Saudis more intent on downstream assets than oil prices, speaker says

Oct. 10, 2016
Saudi Arabia's national oil company appears more intent on continuing to secure refining and petrochemical assets worldwide for its crude oil than on cutting production to stabilize or increase oil prices, observed Jean-Francois Seznec, a Middle East studies adjunct professor at Johns Hopkins University's School of Advanced International Studies (SAIS).

Saudi Arabia's national oil company appears more intent on continuing to secure refining and petrochemical assets worldwide for its crude oil than on cutting production to stabilize or increase oil prices, observed Jean-Francois Seznec, a Middle East studies adjunct professor at Johns Hopkins University's School of Advanced International Studies (SAIS).

"There's a strategy here to make sure it has a base of users for the crude it produces," he said during a Sept. 28 discussion at SAIS after citing Saudi Aramco's recent and pending downstream acquisitions and new projects in the US, Yemen, Japan, South Korea, and elsewhere. "It looks as if 60-70% of its production will go to itself so it can depend less on crude markets and [the Organization of Petroleum Exporting Countries]."

Seznec spoke soon after OPEC ministers at a special meeting in Algiers agreed to consider trimming member countries' aggregate production by as much as 740,000 b/d in response to global crude prices falling by more than half in the last two years (OGJ Online, Sept. 29, 2016).

"As usual with OPEC production agreements, the devil will be in the details," Seznec said. "It's not clear if Russia-as the world's largest producer at 11.4 million b/d-had a role." Saudi Arabia has increased its production by 400,000 b/d since January to 10.6 million b/d, "which made a lot of people unhappy," he said.

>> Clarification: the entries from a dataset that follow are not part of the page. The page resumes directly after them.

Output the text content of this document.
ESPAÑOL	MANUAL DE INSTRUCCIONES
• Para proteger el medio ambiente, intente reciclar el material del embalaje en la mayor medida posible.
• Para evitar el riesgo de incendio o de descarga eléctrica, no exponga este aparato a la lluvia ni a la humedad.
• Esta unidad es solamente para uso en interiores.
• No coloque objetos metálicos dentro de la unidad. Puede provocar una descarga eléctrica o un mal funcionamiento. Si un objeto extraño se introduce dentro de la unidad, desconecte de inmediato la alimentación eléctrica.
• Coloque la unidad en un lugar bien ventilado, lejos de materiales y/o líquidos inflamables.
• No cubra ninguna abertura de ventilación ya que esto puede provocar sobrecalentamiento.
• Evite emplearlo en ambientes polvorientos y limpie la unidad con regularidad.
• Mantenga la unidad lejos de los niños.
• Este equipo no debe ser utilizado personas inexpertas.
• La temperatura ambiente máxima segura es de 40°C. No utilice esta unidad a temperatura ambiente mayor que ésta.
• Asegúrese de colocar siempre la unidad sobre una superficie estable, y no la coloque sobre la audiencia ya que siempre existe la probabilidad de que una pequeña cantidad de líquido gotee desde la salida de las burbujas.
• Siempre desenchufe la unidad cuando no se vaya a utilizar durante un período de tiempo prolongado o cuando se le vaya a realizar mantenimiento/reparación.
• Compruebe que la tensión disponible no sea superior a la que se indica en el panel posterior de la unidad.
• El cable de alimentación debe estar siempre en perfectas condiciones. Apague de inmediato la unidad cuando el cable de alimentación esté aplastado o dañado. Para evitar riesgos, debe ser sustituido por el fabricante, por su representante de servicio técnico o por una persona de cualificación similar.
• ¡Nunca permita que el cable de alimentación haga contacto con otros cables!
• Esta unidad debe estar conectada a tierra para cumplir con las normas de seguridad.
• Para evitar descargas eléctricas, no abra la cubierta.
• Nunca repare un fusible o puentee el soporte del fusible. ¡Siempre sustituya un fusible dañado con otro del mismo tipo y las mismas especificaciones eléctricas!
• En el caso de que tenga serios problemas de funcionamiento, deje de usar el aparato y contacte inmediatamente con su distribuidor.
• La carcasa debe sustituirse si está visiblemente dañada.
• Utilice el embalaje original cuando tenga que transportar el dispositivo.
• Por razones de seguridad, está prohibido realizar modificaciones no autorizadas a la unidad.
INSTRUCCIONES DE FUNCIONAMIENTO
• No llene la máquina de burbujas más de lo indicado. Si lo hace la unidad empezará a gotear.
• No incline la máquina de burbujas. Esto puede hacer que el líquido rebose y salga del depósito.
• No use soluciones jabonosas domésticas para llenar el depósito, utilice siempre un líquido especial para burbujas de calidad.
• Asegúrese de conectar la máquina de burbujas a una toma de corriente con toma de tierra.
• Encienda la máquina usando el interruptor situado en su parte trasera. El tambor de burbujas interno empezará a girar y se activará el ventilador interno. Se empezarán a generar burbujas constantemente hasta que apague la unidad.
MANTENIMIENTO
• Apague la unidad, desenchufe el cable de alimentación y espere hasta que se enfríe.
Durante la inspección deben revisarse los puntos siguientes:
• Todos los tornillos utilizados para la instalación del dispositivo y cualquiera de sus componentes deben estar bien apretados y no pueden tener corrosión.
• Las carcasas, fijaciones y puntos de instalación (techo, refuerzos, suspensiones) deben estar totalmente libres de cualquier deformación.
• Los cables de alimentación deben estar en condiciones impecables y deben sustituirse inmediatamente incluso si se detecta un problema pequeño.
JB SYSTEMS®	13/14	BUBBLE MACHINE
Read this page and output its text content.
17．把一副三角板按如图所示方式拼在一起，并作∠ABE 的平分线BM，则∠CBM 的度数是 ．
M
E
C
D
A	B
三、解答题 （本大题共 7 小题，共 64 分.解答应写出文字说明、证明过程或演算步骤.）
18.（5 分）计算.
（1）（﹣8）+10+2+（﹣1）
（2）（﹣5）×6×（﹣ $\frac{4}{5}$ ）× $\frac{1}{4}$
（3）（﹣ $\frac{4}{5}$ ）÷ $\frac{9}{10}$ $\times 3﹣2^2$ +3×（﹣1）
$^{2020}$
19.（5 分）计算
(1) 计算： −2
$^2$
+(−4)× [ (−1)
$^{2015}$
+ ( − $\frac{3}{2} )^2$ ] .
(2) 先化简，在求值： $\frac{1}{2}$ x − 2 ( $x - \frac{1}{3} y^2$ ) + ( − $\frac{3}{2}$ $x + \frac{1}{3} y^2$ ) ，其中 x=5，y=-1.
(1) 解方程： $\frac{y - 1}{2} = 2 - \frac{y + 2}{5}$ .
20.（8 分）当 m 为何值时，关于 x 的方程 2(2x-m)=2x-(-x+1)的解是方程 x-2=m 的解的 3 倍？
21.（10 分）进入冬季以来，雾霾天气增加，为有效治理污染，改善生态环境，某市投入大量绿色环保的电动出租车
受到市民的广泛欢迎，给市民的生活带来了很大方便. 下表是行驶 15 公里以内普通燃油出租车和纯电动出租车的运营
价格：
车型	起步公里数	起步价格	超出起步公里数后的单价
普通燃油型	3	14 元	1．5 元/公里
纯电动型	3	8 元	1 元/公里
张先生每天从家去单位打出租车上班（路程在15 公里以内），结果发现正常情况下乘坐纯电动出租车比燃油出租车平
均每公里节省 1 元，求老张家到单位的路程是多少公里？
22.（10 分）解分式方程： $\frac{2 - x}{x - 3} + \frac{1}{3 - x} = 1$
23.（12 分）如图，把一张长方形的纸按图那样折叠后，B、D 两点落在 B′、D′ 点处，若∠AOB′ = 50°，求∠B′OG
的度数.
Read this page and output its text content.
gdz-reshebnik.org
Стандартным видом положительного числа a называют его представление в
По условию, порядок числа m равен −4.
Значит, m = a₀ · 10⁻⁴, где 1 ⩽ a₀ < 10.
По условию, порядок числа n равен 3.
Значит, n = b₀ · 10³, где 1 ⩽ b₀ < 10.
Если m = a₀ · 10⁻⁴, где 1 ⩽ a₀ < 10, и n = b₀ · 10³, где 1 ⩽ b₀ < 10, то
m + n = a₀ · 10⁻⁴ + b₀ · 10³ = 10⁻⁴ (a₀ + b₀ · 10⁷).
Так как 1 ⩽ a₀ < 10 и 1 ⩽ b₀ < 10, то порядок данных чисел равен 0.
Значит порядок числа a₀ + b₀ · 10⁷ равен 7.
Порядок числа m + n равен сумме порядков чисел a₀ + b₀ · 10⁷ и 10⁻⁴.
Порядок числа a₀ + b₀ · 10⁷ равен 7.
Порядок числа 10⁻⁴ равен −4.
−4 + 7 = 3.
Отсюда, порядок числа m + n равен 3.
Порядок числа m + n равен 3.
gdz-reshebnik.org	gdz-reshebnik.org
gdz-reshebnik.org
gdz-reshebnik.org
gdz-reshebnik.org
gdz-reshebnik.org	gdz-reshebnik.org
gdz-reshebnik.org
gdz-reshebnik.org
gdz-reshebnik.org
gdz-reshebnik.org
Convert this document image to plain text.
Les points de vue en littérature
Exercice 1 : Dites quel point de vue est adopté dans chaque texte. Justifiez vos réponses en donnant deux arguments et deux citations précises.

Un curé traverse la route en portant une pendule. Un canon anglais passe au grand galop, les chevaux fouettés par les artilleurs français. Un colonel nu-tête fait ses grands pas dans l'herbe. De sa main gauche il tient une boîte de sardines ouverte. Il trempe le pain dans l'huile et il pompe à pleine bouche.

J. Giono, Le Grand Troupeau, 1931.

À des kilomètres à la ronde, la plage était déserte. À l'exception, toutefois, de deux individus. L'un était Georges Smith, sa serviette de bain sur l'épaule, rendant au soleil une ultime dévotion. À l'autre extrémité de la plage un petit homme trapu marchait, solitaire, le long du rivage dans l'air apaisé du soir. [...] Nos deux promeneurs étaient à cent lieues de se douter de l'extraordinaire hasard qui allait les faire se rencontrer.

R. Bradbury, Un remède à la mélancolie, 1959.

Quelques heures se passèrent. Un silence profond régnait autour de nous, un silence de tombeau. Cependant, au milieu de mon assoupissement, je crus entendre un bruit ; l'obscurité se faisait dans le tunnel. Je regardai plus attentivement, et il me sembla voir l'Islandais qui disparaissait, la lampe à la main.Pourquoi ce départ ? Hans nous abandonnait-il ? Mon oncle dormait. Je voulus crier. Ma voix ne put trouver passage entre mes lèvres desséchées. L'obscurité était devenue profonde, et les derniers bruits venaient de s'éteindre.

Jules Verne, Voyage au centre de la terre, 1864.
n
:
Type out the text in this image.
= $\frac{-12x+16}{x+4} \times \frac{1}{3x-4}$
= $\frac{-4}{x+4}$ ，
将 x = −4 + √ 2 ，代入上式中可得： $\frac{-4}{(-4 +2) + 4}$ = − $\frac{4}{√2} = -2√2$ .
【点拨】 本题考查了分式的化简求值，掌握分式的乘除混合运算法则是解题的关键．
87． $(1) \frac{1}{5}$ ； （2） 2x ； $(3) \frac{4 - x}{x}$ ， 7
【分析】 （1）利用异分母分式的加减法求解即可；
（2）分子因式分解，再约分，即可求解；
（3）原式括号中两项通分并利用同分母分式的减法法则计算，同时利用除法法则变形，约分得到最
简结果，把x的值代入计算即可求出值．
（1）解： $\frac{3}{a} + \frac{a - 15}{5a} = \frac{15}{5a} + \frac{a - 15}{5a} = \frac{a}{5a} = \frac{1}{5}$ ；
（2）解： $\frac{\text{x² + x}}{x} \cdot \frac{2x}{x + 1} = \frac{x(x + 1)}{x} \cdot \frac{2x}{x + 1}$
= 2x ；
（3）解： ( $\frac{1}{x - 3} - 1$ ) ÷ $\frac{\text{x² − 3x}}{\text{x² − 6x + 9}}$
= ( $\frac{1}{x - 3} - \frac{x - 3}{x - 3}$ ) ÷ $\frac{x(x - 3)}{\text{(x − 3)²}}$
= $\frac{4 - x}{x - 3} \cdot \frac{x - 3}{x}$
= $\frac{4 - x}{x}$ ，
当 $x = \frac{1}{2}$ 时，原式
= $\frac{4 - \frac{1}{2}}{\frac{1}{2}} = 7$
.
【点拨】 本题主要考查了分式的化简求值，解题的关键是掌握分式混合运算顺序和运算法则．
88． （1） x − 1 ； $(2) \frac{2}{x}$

The kingdom's new energy minister, Khalid Al-Falih, wields more influence than his predecessor because he also controls the electricity and other ministries, Seznec said. He noted that a Saudi prince now controls an oversight committee at Aramco, but added, "Not one Saudi Aramco board member or senior manager is a royal family member. The engineers who control the oil there also are starting to control the general economy."

He said he expects Aramco to have only limited success in going public because the country's reserves and inventories are so opaque. "In terms of day-to-day operations, it probably is more transparent than ExxonMobil. It's less so when it comes to ownership and who has access to the money," Seznec said. "Other state oil companies have to turn their revenue over to finance ministries and then ask for some of it back for their operations. Saudi Aramco keeps its money and has complete access."